Gouirand has presented a number of special projects, including one based on the compositions of Nino Rota, a project built around Lapland music with singer Inga Yuuso, and various works with African musicians.

==Recent activities==
Les Saisons du Paradis, an ode to Provence with original music and texts from Jean Giono, was produced in 2000-2002.

Associated improvisers Garrigues-Sahel, a stage project including traditional African musicians and French jazz improvisers in September 1999, led to the 2000 record project Les Racines du Ciel (BMG, May 2002), with the subsequent stage group "Indigo Song".

In 2006 he issued a record with the group "Aumja", an attempt to mix creative aspects from Indian and Mediterranean music which included a set of new personal compositions. The group was co-led with sitar player Brigitte Menon.

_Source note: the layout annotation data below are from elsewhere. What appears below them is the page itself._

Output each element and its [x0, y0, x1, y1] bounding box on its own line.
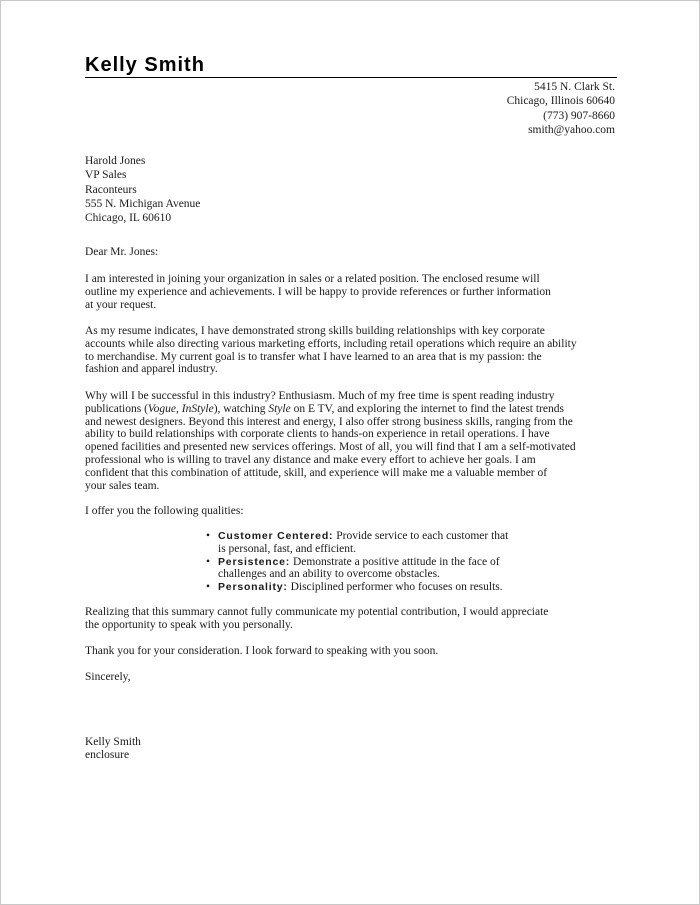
- sender-address-block: [507, 80, 615, 137]
- signature-block: [85, 736, 625, 762]
- quality-term: Personality:: [218, 581, 288, 594]
- paragraph-summary: [85, 606, 625, 632]
- paragraph-intro: [85, 273, 625, 311]
- sender-email: smith@yahoo.com: [528, 123, 615, 136]
- paragraph-line: Realizing that this summary cannot fully communicate my potential contribution, I would appreciate: [85, 606, 549, 618]
- text-run: on E TV, and exploring the internet to find the latest trends: [290, 402, 564, 415]
- sender-name-heading: Kelly Smith: [85, 54, 205, 76]
- quality-desc: Provide service to each customer that: [333, 530, 509, 542]
- quality-term: Customer Centered:: [218, 530, 334, 542]
- paragraph-line: outline my experience and achievements. I will be happy to provide references or further information: [85, 285, 551, 298]
- paragraph-line: As my resume indicates, I have demonstrated strong skills building relationships with key corporate: [85, 325, 545, 337]
- closing: Sincerely,: [85, 671, 131, 683]
- quality-desc: Disciplined performer who focuses on results.: [287, 581, 503, 594]
- paragraph-line: opened facilities and presented new services offerings. Most of all, you will find that I am a self-motivated: [85, 441, 576, 454]
- salutation: Dear Mr. Jones:: [85, 246, 159, 258]
- recipient-name: Harold Jones: [85, 155, 146, 167]
- sender-phone: (773) 907-8660: [543, 109, 615, 122]
- paragraph-line: confident that this combination of attitude, skill, and experience will make me a valuable member of: [85, 466, 548, 479]
- paragraph-line: your sales team.: [85, 479, 160, 492]
- paragraph-line: to merchandise. My current goal is to transfer what I have learned to an area that is my passion: the: [85, 350, 542, 363]
- signature-name: Kelly Smith: [85, 736, 141, 748]
- paragraph-line: professional who is willing to travel any distance and make every effort to achieve her goals. I am: [85, 453, 536, 466]
- paragraph-line: ability to build relationships with corporate clients to hands-on experience in retail operations. I have: [85, 428, 550, 441]
- text-run: ,: [176, 402, 182, 415]
- qualities-list: [206, 530, 508, 594]
- bullet-icon: •: [206, 581, 211, 594]
- quality-item: [206, 581, 508, 594]
- sender-street: 5415 N. Clark St.: [534, 81, 615, 93]
- recipient-street: 555 N. Michigan Avenue: [85, 197, 201, 210]
- recipient-title: VP Sales: [85, 169, 127, 182]
- magazine-vogue: Vogue: [147, 402, 177, 415]
- recipient-address-block: [85, 154, 200, 225]
- paragraph-line: accounts while also directing various marketing efforts, including retail operations which require an ability: [85, 337, 577, 350]
- enclosure-note: enclosure: [85, 748, 130, 761]
- recipient-company: Raconteurs: [85, 183, 137, 196]
- quality-desc-cont: challenges and an ability to overcome obstacles.: [218, 568, 440, 581]
- show-style: Style: [268, 402, 291, 415]
- paragraph-line: at your request.: [85, 298, 157, 311]
- paragraph-line: fashion and apparel industry.: [85, 363, 218, 376]
- recipient-city: Chicago, IL 60610: [85, 212, 172, 225]
- quality-item: [206, 530, 508, 556]
- magazine-instyle: InStyle: [181, 402, 214, 415]
- quality-term: Persistence:: [218, 555, 291, 568]
- bullet-icon: •: [206, 530, 211, 542]
- quality-desc-cont: is personal, fast, and efficient.: [218, 542, 357, 555]
- text-run: ), watching: [213, 402, 269, 415]
- paragraph-line: [85, 403, 625, 416]
- paragraph-line: I am interested in joining your organization in sales or a related position. The enclosed resume will: [85, 273, 540, 285]
- qualities-intro: I offer you the following qualities:: [85, 505, 244, 517]
- paragraph-thanks: Thank you for your consideration. I look forward to speaking with you soon.: [85, 645, 439, 657]
- heading-rule: [85, 77, 617, 78]
- sender-city: Chicago, Illinois 60640: [506, 95, 615, 108]
- paragraph-line: the opportunity to speak with you personally.: [85, 618, 293, 631]
- paragraph-line: and newest designers. Beyond this interest and energy, I also offer strong business skills, ranging from the: [85, 415, 573, 428]
- paragraph-line: Why will I be successful in this industry? Enthusiasm. Much of my free time is spent reading industry: [85, 390, 555, 402]
- text-run: publications (: [85, 402, 148, 415]
- quality-desc: Demonstrate a positive attitude in the face of: [290, 555, 500, 568]
- paragraph-experience: [85, 325, 625, 376]
- quality-item: [206, 556, 508, 582]
- paragraph-enthusiasm: [85, 390, 625, 492]
- bullet-icon: •: [206, 555, 211, 568]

In 2007, he published Boleros, a project that was prepared a year in advance and recorded on his second trip to Santiago de Cuba, where he blends his saxophone with the traditional and modern Bolero and Nueva Trova.

Gouirand has performed extensively in concert and at festivals in France and worldwide with Don Cherry, Mal Waldron, Jeanne Lee, J. M’Bizo Dyani, Pierre Dorge, Palle Danielsson, Bobo Stenson, Aldo Romano, and also with Paul Bley, Jim Pepper, Dino Saluzzi, and Lester Bowie.

==Selected discography==
- Islands (1981), with Chris Mc Gregor, Michel Benita, J.C. Montredon and Lelle Kullgren
- Mouvements naturels (1982), with Johny Dyani, M. Benita, JC Montredon, Merzak Mouthana, Pierre Dorge
- Chanting & Dancing (1985), live with J. Dyani, Pierre Dorge, Sangoma Everett, Cheikh Tidiane Fall
- Space (1985) with Mal Waldron and Michel Marre (VDS/52e rue Est), CD VDS/Media 7 (1987)
- La nuit de Wounded Knee (1990), with Bobo Stenson, Palle Danielsson, Aldo Romano (Blue Line)
- Nino Rota/Fellini (1995, Deux Z), in collaboration with Gérard Pansanel
- Le Matin d’un Fauve (1995, AA records), with Mal Waldron and Michel Marre
- Passages (1999, Deux Z), with Rita Marcotulli, Jean-Jacques Avenel, Joël Allouche, Kevin Davy and Elise Caron
- Indigo Song - Les Racines du Ciel (2002, RDC/Plume/BMG), with Cheikh Tidiane Seck, Baptiste Trotignon, G. Pansanel, Hadja Kouyate, Yakhouba Sissoko, Ali Boulo Santo, Moriba Koita, A. Wague, S. Everett, J.J. Avenel, Kevin Davy, Pinise Saul, Pibo Marques, Marcia Escoffery, Samir Toukour
- Mythologies (2006), with Brigitte Menon and Aumja (DOM Disques)
- Boleros (2007), recorded in Santiago de Cuba.